Counting the no of favourite dogs

We have added a class FavoritesButton widget shown one icon and counts the number of favourite dogs you have marked. rebuildOnChange parameter helps to update the count every time Webview widget inflates.

class FavoritesButton extends StatelessWidget {
 @override
 Widget build(BuildContext context) {
   return IconButton(
     icon: Stack(
       overflow: Overflow.visible,
       children: <Widget>[
         const Icon(FontAwesomeIcons.dog),
         Positioned(
           top: 10.0,
           right: -10.0,
           child: Stack(
             alignment: AlignmentDirectional.center,
             children: <Widget>[
               Icon(Icons.favorite, color: Colors.deepOrange),
               Text(
                 ScopedModel.of<AdoptableDoggos>(context, rebuildOnChange: true)
                     .favorites
                     .length
                     .toString(),
                 style: TextStyle(
                   fontSize: 13.0,
                   color: Colors.white,
                   fontWeight: FontWeight.bold,
                 ),
               )
             ],
           ),
         )
       ],
     ),
     onPressed: () => Navigator.pushAndRemoveUntil(
         context,
         MaterialPageRoute(builder: (context) => FavoritesPage()),
             (route) => route.isFirst),
   );
 }
}

Image14: Counting the number of times the floating widget is pressed – Lara Martin DroidKast.

Listing all favourite dogs

It is similar to what we did for Webview where we used the Navigator to switch between screens. Take a look at the code, and you will understand it.
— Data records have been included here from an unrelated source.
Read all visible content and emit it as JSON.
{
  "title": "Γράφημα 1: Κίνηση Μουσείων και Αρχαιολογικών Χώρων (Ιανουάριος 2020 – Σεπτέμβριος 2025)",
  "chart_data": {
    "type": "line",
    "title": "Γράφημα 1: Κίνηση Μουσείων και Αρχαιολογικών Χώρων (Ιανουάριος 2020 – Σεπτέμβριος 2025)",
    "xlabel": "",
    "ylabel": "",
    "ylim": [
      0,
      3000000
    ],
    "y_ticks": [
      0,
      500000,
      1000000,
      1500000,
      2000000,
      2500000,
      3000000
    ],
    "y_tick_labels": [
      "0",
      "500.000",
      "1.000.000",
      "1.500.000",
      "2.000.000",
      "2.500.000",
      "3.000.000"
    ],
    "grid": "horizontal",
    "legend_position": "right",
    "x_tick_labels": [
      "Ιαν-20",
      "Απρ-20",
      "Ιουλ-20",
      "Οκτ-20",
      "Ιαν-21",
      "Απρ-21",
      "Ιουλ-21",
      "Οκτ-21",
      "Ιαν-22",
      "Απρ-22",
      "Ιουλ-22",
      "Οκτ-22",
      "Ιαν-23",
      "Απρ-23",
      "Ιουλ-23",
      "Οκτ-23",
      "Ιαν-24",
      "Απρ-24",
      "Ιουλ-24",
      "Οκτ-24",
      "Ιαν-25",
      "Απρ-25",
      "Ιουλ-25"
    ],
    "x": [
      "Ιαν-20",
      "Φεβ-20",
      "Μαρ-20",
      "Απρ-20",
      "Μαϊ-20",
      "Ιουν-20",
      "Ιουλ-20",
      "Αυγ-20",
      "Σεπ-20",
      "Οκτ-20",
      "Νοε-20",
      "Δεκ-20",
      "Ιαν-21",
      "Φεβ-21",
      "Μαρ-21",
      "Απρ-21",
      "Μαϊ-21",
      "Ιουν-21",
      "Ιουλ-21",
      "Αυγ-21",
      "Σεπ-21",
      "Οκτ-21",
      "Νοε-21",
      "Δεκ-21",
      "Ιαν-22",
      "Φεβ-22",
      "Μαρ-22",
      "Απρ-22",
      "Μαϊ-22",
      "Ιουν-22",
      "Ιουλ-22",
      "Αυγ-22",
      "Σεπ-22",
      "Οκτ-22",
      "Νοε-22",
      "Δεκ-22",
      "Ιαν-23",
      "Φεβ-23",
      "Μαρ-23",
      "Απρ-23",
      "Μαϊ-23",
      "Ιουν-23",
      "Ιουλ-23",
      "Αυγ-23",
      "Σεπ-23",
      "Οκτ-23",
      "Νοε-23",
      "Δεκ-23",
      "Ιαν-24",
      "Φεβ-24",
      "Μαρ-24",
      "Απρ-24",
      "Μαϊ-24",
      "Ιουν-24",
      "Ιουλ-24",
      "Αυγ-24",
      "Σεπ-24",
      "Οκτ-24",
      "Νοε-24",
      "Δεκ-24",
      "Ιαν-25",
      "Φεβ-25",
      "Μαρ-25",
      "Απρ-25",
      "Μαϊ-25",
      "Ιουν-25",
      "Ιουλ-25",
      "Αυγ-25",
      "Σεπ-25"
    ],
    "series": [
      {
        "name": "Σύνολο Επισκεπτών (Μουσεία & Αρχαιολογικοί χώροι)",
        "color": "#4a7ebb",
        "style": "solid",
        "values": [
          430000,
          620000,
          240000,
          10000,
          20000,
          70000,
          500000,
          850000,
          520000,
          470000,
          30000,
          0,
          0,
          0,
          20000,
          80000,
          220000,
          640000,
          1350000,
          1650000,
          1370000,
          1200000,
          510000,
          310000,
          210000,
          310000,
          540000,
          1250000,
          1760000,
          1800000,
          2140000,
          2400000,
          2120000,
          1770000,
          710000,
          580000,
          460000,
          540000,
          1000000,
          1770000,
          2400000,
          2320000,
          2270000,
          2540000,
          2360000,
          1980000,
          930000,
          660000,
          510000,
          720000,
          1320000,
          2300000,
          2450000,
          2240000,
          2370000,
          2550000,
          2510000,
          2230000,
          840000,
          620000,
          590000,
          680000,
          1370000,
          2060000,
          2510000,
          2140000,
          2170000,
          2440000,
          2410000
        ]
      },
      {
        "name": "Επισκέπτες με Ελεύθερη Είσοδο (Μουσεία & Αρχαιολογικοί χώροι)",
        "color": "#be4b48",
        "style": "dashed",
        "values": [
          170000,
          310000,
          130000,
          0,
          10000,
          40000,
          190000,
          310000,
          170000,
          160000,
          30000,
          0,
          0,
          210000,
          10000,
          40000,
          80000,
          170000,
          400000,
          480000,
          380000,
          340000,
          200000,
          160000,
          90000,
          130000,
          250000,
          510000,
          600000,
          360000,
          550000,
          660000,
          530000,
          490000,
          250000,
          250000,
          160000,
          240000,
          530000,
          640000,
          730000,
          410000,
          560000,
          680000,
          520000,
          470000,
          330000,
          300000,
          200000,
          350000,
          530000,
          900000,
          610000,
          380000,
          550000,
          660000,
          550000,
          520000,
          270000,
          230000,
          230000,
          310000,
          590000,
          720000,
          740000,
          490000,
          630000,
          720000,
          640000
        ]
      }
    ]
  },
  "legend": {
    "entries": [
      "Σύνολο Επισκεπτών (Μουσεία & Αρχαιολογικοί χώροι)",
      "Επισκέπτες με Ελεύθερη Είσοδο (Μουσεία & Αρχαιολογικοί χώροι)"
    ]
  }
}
class FavoritesPage extends StatelessWidget {
 @override
 Widget build(BuildContext context) {
   return Scaffold(
     appBar: AppBar(title: Text('Favorite dogs')),
     body: ListView(
         children: ScopedModel.of<AdoptableDoggos>(context)
             .favorites
             .map((dog) => ListTile(
             title: Row(
               children: <Widget>[DogImage(dog), Text(dog.name)],
             ),
             onTap: () => Navigator.push(
                 context,
                 MaterialPageRoute(
                   builder: (context) => FullDogView(dog: dog),
                 ))))
             .toList()),
   );
 }
}

Image15: Listing favourite dogs – Lara Martin DroidKast.

pushAndRemoveUntil() is used here instead of simple push() as we don’t want old information of dog to linger around. You can see the difference yourself by using push() instead.

Conclusion

So today we learnt a few things about Flutter such as :

  • Changes can be seen instantly using hot reload.
  • ExpansionTile is easier to implement using Flutter.
  • Making an HTTP request is also easy using Flutter.
  • Rendering a rounded edge photo is as easy as specifying border-radius.
  • Navigating between different screens can be done in a few lines of code.